Fischer Ian
Google Research, Mountain View, CA 94043, USA.
Entropy (Basel). 2020 Sep 8;22(9):999. doi: 10.3390/e22090999.
Much of the field of Machine Learning exhibits a prominent set of failure modes, including vulnerability to adversarial examples, poor out-of-distribution (OoD) detection, miscalibration, and willingness to memorize random labelings of datasets. We characterize these as failures of , which extends the traditional measure of generalization as accuracy or related metrics on a held-out set. We hypothesize that these failures to robustly generalize are due to the learning systems retaining information about the training data. To test this hypothesis, we propose the (MNI) criterion for evaluating the quality of a model. In order to train models that perform well with respect to the MNI criterion, we present a new objective function, the (CEB), which is closely related to the (IB). We experimentally test our hypothesis by comparing the performance of CEB models with deterministic models and Variational Information Bottleneck (VIB) models on a variety of different datasets and robustness challenges. We find strong empirical evidence supporting our hypothesis that MNI models improve on these problems of robust generalization.

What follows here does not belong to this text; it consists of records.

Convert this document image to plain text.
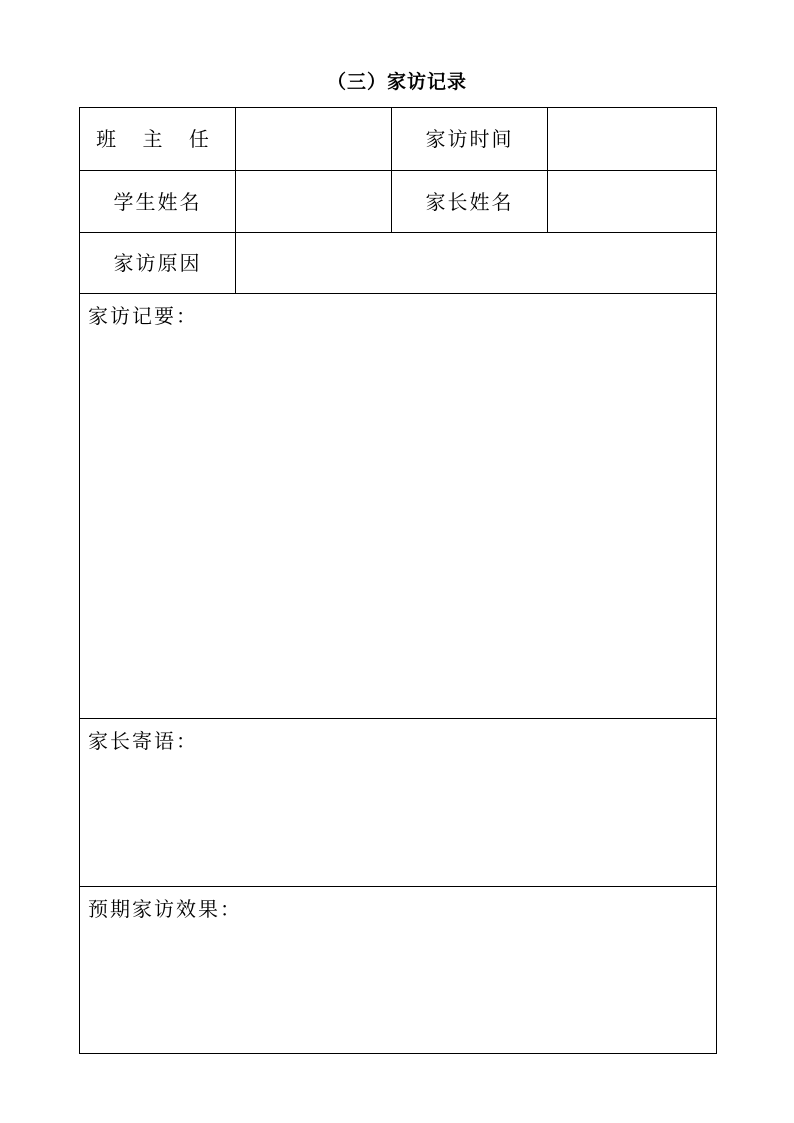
（三）家访记录
班 主 任		家访时间	
学生姓名		家长姓名	
家访原因			

家访记要：			

家长寄语：			

预期家访效果：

机器学习领域的许多方面都呈现出一系列突出的失败模式,包括易受对抗样本攻击、分布外(OoD)检测能力差、校准错误以及倾向于记住数据集的随机标注。我们将这些特征化为 的失败,它扩展了传统的泛化度量,即作为在留出集上的准确率或相关指标。我们假设这些未能稳健泛化的情况是由于学习系统保留了有关训练数据的信息。为了检验这一假设,我们提出了用于评估模型质量的 (MNI)准则。为了训练在MNI准则方面表现良好的模型,我们提出了一个新的目标函数,即 (CEB),它与 (IB)密切相关。我们通过在各种不同的数据集和鲁棒性挑战上比较CEB模型与确定性模型以及变分信息瓶颈(VIB)模型的性能,对我们的假设进行了实验测试。我们发现有力的实证证据支持我们的假设,即MNI模型在这些稳健泛化问题上有所改进。